O batismo em águas é o rito que simboliza o início da vida
espiritual. Como afirmam William W. Menzies e Stanley M. Horton em Doutrinas
Bíblicas – Os Fundamentos da Nossa Fé, é um testemunho público de “nossa identificação
com Jesus, em sua morte e ressurreição, que tornou possível a nossa vida que
temos nEle (Romanos 6.1-4)”. Trata-se de um ato significativo e importante em que
crente em Jesus é mergulhado nas águas, o corpo inteiro de uma só vez, “em nome
do Pai, e do Filho e do Espírito Santo” (Mateus 28.19) conforme ordenou o
Senhor Jesus.
A palavra “batismo” significa “imersão”, do verbo grego βαπτίζειν
(baptizein), “batizar, mergulhar”. A ilustração paulina do batismo em
águas reforça a do batismo por imersão (Romanos 6.3, 4; Cl 2.12).

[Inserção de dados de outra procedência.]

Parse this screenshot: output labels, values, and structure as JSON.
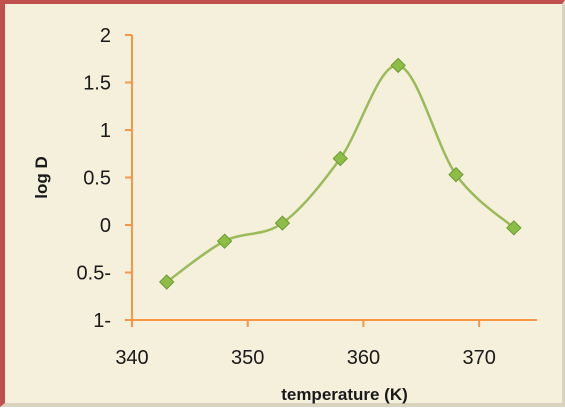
{
  "chart_data": {
    "type": "line",
    "title": "",
    "xlabel": "temperature (K)",
    "ylabel": "log D",
    "xlim": [
      340,
      375
    ],
    "ylim": [
      -1,
      2
    ],
    "x_ticks": [
      340,
      350,
      360,
      370
    ],
    "x_tick_labels": [
      "340",
      "350",
      "360",
      "370"
    ],
    "y_ticks": [
      2,
      1.5,
      1,
      0.5,
      0,
      -0.5,
      -1
    ],
    "y_tick_labels": [
      "2",
      "1.5",
      "1",
      "0.5",
      "0",
      "0.5-",
      "1-"
    ],
    "grid": false,
    "legend": false,
    "smooth": true,
    "marker": "diamond",
    "series": [
      {
        "x": [
          343,
          348,
          353,
          358,
          363,
          368,
          373
        ],
        "y": [
          -0.6,
          -0.17,
          0.02,
          0.7,
          1.68,
          0.53,
          -0.03
        ]
      }
    ]
  },
  "colors": {
    "background": "#f4f0dc",
    "axis": "#f79646",
    "line": "#9bbb59",
    "marker": "#8cbe46",
    "marker_edge": "#6f9a34",
    "frame_left": "#c0504d"
  }
}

O Novo Testamento
deixa claro que o ato era realizado por imersão: “Porque havia ali muitas águas;
e vinham ali e eram batizados” (João 3.23); “E, sendo Jesus batizado, saiu logo
da água” (Mt 3.16); “E mandou parar o carro, e desceram ambos à água, tanto
Filipe como o eunuco, e o batizou. E, quando saíram da água, o Espírito do Senhor
arrebatou a Filipe” (Atos 8.38, 39). Todas essas declarações são evidências de
um batismo por imersão.
A ideia equivocada de que a água do batismo purifica pecado
contribuiu para a introdução do batismo infantil na igreja. Não há indício
dessa prática no Novo Testamento, mas o Catecismo da Igreja Católica afirma:
“Por nascerem com uma natureza decaída e manchada pelo pecado original, também
as crianças precisam do novo nascimento no batismo” (1250), e alega mais adiante:
“A prática de batizar as crianças é uma tradição imemorial da Igreja. É
atestada explicitamente desde o segundo século” (1252). O Catecismo não
apresenta nenhuma fonte que confirme tal declaração. O que se sabe é que a Didaché
instrui: “Àquele que vai ser batizado, você deverá ordenar jejum de um ou dois
dias” (7.4); Tertuliano de Cartago (155-224), em sua obra Sobre o Batismo,
prefere que o batismo seja adiado até que os bebês cheguem à idade de
discernimento.
A prática do batismo infantil no catolicismo se fundamenta basicamente
na interpretação de que o batismo é um meio da graça salvadora, que o batismo
purifica pecado. Todos os reformadores magistrais rejeitaram a compreensão
católica sobre a eficácia do batismo, mas não há unanimidade sobre quem deve recebê-lo
de maneira adequada. Alguns resquícios, no entanto, permaneceram na teologia dos
reformadores, como o batismo infantil. O batismo infantil permanece ainda hoje
em grande parte da teologia evangélica, mas não está baseado na necessidade da
purificação do pecado original ou na necessidade de regeneração batismal.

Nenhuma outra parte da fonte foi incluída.